Acknowledge what you’ve lost
Dr. Boulos says first- and second-year post-secondary students have missed a lot of the typical high school and college experiences such as sports and clubs, graduation, and frosh activities. This could create some mixed emotions about starting classes this year.
“Recognize that there is some grieving,” says Dr. Boulos. Lack of enthusiasm, boredom, as well as anxiety with starting back in person could indicate there are some feelings that need to be addressed.
“Think about how this year was different. What were the things you feel that you’ve missed, and then when [you’re] able to identify what [you’ve] missed, you can grieve it,” she says. “If you don’t know why you’re feeling like this, it’s hard to grieve.”
Remember what you’ve already been through
The pandemic continues to create a lot of uncertainty for post-secondary students heading into this school year, and that too can create anxiety. But Dr. Boulos says it can be helpful for students to remind themselves that uncertainty isn’t new.
“You’ve already gone through a lot of this uncertainty in the last 17, 18 months. You’ve managed it,” she says, pointing to adjusting to wearing masks in school, learning online, ending high school or starting post-secondary differently than they thought they would.
“Remember, you have rolled with it already, you’ve gone through these things, and you will adapt,” she says. “You know that it’s possible.”
Set expectations
Students can manage their anxiety around uncertainty by focusing on what they can control, Dr.
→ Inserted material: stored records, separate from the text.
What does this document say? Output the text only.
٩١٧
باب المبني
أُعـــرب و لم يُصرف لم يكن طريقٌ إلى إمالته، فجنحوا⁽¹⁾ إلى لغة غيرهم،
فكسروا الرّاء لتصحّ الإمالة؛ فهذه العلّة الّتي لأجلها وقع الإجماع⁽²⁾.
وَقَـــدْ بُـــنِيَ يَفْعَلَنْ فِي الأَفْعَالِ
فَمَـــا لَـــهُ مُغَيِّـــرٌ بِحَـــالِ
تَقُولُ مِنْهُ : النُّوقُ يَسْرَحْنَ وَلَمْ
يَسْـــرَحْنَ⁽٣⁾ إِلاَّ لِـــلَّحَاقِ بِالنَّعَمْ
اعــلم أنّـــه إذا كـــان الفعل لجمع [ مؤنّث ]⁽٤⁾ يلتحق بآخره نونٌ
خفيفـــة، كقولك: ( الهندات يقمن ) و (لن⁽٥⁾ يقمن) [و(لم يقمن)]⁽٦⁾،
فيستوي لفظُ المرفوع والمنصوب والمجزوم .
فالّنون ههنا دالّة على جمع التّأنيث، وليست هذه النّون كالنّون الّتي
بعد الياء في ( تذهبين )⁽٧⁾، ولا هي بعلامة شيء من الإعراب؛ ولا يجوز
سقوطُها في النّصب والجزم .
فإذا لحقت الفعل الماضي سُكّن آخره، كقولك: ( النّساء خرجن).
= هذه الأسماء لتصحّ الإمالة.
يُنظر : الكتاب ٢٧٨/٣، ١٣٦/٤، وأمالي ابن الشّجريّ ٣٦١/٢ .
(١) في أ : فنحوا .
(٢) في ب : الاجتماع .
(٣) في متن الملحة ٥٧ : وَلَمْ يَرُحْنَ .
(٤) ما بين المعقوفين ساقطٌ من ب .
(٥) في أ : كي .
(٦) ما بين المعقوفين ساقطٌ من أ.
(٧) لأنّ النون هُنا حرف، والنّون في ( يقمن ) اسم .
Boulos says. She suggests, for example, setting expectations with roommates beforehand, and if you’ll be far away from your support system of family and friends, making plans ahead of time on how you’ll stay in touch. It’s also important to establish routines for exercise and sleep.
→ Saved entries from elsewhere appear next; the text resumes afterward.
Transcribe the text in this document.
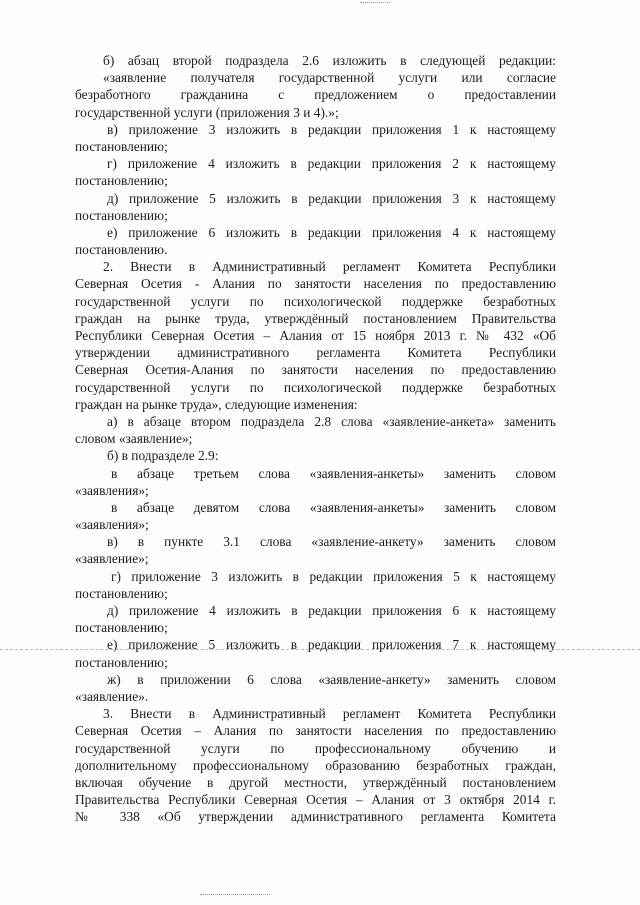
б) абзац второй подраздела 2.6 изложить в следующей редакции:
«заявление получателя государственной услуги или согласие
безработного гражданина с предложением о предоставлении
государственной услуги (приложения 3 и 4).»;
в) приложение 3 изложить в редакции приложения 1 к настоящему
постановлению;
г) приложение 4 изложить в редакции приложения 2 к настоящему
постановлению;
д) приложение 5 изложить в редакции приложения 3 к настоящему
постановлению;
е) приложение 6 изложить в редакции приложения 4 к настоящему
постановлению.
2. Внести в Административный регламент Комитета Республики
Северная Осетия - Алания по занятости населения по предоставлению
государственной услуги по психологической поддержке безработных
граждан на рынке труда, утверждённый постановлением Правительства
Республики Северная Осетия – Алания от 15 ноября 2013 г. № 432 «Об
утверждении административного регламента Комитета Республики
Северная Осетия-Алания по занятости населения по предоставлению
государственной услуги по психологической поддержке безработных
граждан на рынке труда», следующие изменения:
а) в абзаце втором подраздела 2.8 слова «заявление-анкета» заменить
словом «заявление»;
б) в подразделе 2.9:
в абзаце третьем слова «заявления-анкеты» заменить словом
«заявления»;
в абзаце девятом слова «заявления-анкеты» заменить словом
«заявления»;
в) в пункте 3.1 слова «заявление-анкету» заменить словом
«заявление»;
г) приложение 3 изложить в редакции приложения 5 к настоящему
постановлению;
д) приложение 4 изложить в редакции приложения 6 к настоящему
постановлению;
е) приложение 5 изложить в редакции приложения 7 к настоящему
постановлению;
ж) в приложении 6 слова «заявление-анкету» заменить словом
«заявление».
3. Внести в Административный регламент Комитета Республики
Северная Осетия – Алания по занятости населения по предоставлению
государственной услуги по профессиональному обучению и
дополнительному профессиональному образованию безработных граждан,
включая обучение в другой местности, утверждённый постановлением
Правительства Республики Северная Осетия – Алания от 3 октября 2014 г.
№ 338 «Об утверждении административного регламента Комитета
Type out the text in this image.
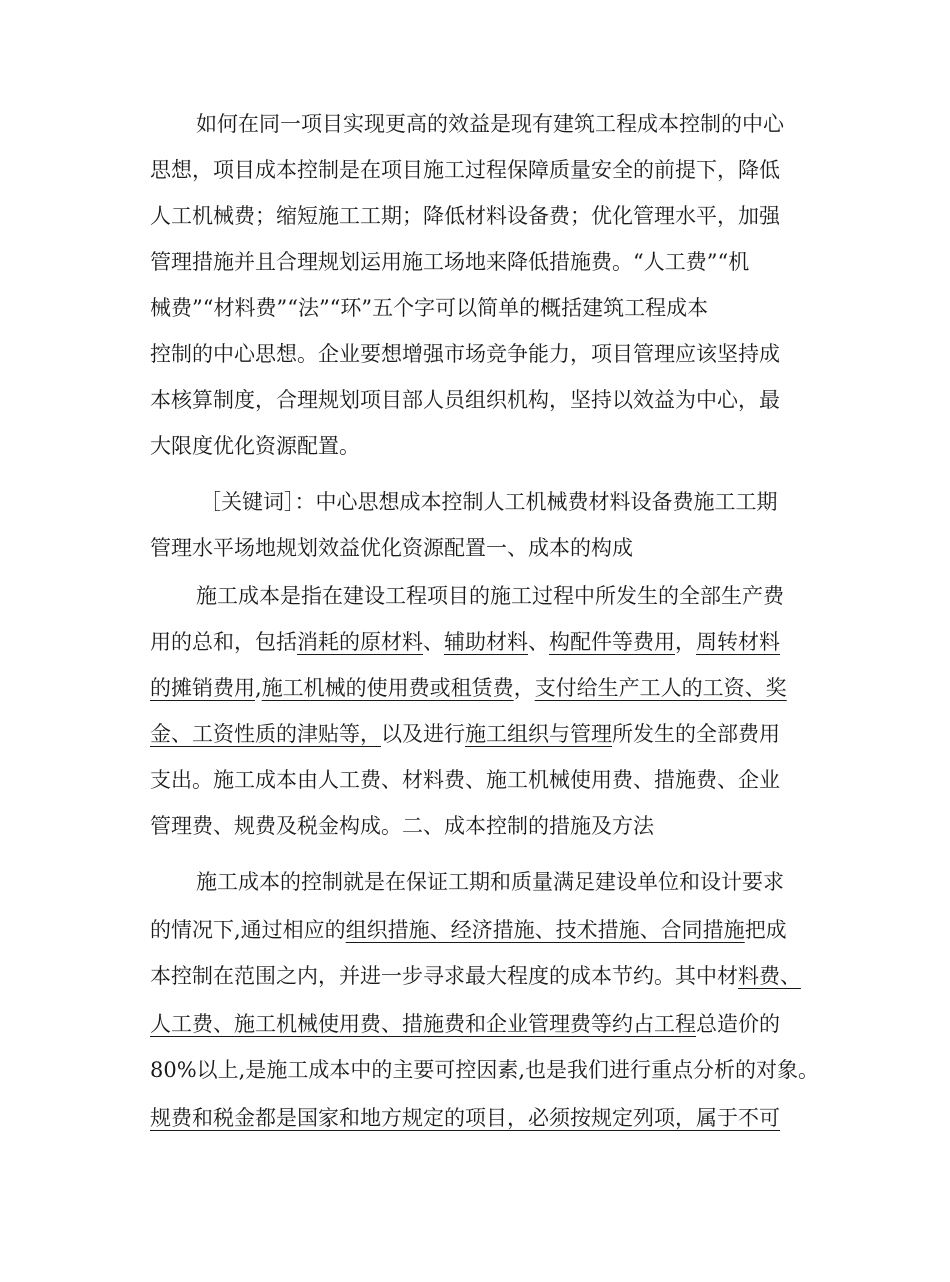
如何在同一项目实现更高的效益是现有建筑工程成本控制的中心
思想，项目成本控制是在项目施工过程保障质量安全的前提下，降低
人工机械费；缩短施工工期；降低材料设备费；优化管理水平，加强
管理措施并且合理规划运用施工场地来降低措施费。“人工费”“机
械费”“材料费”“法”“环”五个字可以简单的概括建筑工程成本
控制的中心思想。企业要想增强市场竞争能力，项目管理应该坚持成
本核算制度，合理规划项目部人员组织机构，坚持以效益为中心，最
大限度优化资源配置。
［关键词］：中心思想成本控制人工机械费材料设备费施工工期
管理水平场地规划效益优化资源配置一、成本的构成
施工成本是指在建设工程项目的施工过程中所发生的全部生产费
用的总和，包括消耗的原材料、辅助材料、构配件等费用，周转材料
的摊销费用,施工机械的使用费或租赁费，支付给生产工人的工资、奖
金、工资性质的津贴等，以及进行施工组织与管理所发生的全部费用
支出。施工成本由人工费、材料费、施工机械使用费、措施费、企业
管理费、规费及税金构成。二、成本控制的措施及方法
施工成本的控制就是在保证工期和质量满足建设单位和设计要求
的情况下,通过相应的组织措施、经济措施、技术措施、合同措施把成
本控制在范围之内，并进一步寻求最大程度的成本节约。其中材料费、
人工费、施工机械使用费、措施费和企业管理费等约占工程总造价的
80%以上,是施工成本中的主要可控因素,也是我们进行重点分析的对象。
规费和税金都是国家和地方规定的项目，必须按规定列项，属于不可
“Those things [you] can control. Everyone is going to be having uncertainty, so what you do is you work with what you can control,” Dr. Boulos says.
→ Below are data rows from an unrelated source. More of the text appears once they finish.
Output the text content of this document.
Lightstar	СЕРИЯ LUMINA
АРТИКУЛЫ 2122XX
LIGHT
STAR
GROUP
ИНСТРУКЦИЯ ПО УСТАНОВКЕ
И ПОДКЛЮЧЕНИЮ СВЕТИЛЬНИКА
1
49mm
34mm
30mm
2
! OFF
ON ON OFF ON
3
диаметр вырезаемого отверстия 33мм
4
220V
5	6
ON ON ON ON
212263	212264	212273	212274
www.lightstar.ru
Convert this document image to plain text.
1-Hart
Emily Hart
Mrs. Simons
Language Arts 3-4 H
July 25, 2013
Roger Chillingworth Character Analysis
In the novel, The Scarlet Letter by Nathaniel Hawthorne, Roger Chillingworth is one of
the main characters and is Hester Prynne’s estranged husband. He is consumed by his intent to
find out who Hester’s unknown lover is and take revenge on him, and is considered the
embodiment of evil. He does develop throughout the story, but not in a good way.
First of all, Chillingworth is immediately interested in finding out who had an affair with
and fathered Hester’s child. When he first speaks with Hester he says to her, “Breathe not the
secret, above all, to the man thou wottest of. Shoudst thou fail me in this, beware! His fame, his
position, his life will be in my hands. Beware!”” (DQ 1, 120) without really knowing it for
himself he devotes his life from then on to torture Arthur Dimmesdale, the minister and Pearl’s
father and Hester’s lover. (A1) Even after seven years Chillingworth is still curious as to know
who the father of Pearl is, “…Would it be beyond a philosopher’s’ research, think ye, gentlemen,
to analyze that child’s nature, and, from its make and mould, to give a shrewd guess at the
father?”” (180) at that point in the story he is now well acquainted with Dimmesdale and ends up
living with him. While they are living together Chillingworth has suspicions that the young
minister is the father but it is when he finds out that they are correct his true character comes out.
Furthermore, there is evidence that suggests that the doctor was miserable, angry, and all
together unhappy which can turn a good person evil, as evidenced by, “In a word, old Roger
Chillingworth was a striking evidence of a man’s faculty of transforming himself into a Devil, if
Anxiety in social situations
She also says there will be students who are facing social anxiety as they go back to in-person classes, and possibly events, for the first time in two years.
“Social anxiety’s going to be there, that’s to be expected,” she says.
She suggests students struggling with social anxiety focus on “gradual, repeated exposure.” Start small and build up. For example, if you have a social activity, you could attend for a short period of time. You can leave if it becomes overwhelming, but it’s important to keep trying.
“You can always go back to your residence. But then, try it again,” she says. “If you start avoiding, it may get worse.”